Mariah Carey has opened up about how she endured racism from a tender age.

In an interview on ET live, Mariah said she had long felt alone as a biracial child. She said she learnt about racism by becoming the victim of it in childhood.

 

“The only reason I was aware so early on was because it became a subject of humiliation for me as a child,” she said, recalling an early assignment where she was to draw and color a picture of her family.

She said: “I basically got traumatized by the student teachers who thought I had used the wrong crayon because I had drawn my father with a brown crayon.”

 

Mariah said these kinds of experiences stay with someone at a young age.

She added that she had a close friend who was unaware that Mariah’s father was Black.

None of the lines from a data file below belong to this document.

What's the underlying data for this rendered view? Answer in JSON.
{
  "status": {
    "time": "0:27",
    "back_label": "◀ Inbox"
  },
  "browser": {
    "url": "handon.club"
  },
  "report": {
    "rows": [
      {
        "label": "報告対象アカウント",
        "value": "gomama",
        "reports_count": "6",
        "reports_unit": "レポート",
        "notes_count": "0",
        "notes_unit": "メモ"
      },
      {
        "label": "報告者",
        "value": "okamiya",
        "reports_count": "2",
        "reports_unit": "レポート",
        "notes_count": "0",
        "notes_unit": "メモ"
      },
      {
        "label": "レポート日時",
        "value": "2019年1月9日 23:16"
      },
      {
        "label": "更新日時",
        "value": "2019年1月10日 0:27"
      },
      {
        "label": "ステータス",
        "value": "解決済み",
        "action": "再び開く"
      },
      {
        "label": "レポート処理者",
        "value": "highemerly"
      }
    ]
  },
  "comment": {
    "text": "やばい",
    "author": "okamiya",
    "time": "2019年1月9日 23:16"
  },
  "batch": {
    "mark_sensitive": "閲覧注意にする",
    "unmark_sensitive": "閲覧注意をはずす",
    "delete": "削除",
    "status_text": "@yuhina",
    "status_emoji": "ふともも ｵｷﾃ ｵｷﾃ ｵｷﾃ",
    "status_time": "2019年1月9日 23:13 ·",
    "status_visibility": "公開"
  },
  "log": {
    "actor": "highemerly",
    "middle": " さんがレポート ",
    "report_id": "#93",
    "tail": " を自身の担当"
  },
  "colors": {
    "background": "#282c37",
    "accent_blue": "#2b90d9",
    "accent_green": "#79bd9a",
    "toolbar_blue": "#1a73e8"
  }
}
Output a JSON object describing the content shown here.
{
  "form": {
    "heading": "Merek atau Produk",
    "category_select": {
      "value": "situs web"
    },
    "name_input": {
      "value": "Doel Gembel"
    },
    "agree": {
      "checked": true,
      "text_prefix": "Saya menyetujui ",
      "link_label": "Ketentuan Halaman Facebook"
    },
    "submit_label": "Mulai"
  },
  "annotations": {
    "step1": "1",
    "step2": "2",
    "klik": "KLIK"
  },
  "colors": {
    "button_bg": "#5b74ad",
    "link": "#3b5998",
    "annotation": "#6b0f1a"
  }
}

According to Mariah, this incident happened when one of her friends came to her house. “The parents didn’t know I was black, they didn’t know that she was going to go into a black man’s house,” she shared. “They’d only met my mother.”

“Mind you, my father is this gorgeous, tall man that looked like a movie star to me, and then to see that happen, it just changes your perspective on things and it twists it,” she said.

 

Mariah said her story is for “anybody who never felt like they belonged or may or may not have felt that they could succeed because the odds were against them or they were different.”

She describes it as “a survivor’s story, and not everybody realized that about me.

“I was living my dream, but I didn’t feel really connected to anybody,” she said, describing herself as feeling “so ambiguous and like such an outsider.”

Mariah said she started clicking with Derek Jeter after realising that he was also biracial which became “the main thing at that moment” for her, “just knowing there was somebody else out there that was like me.”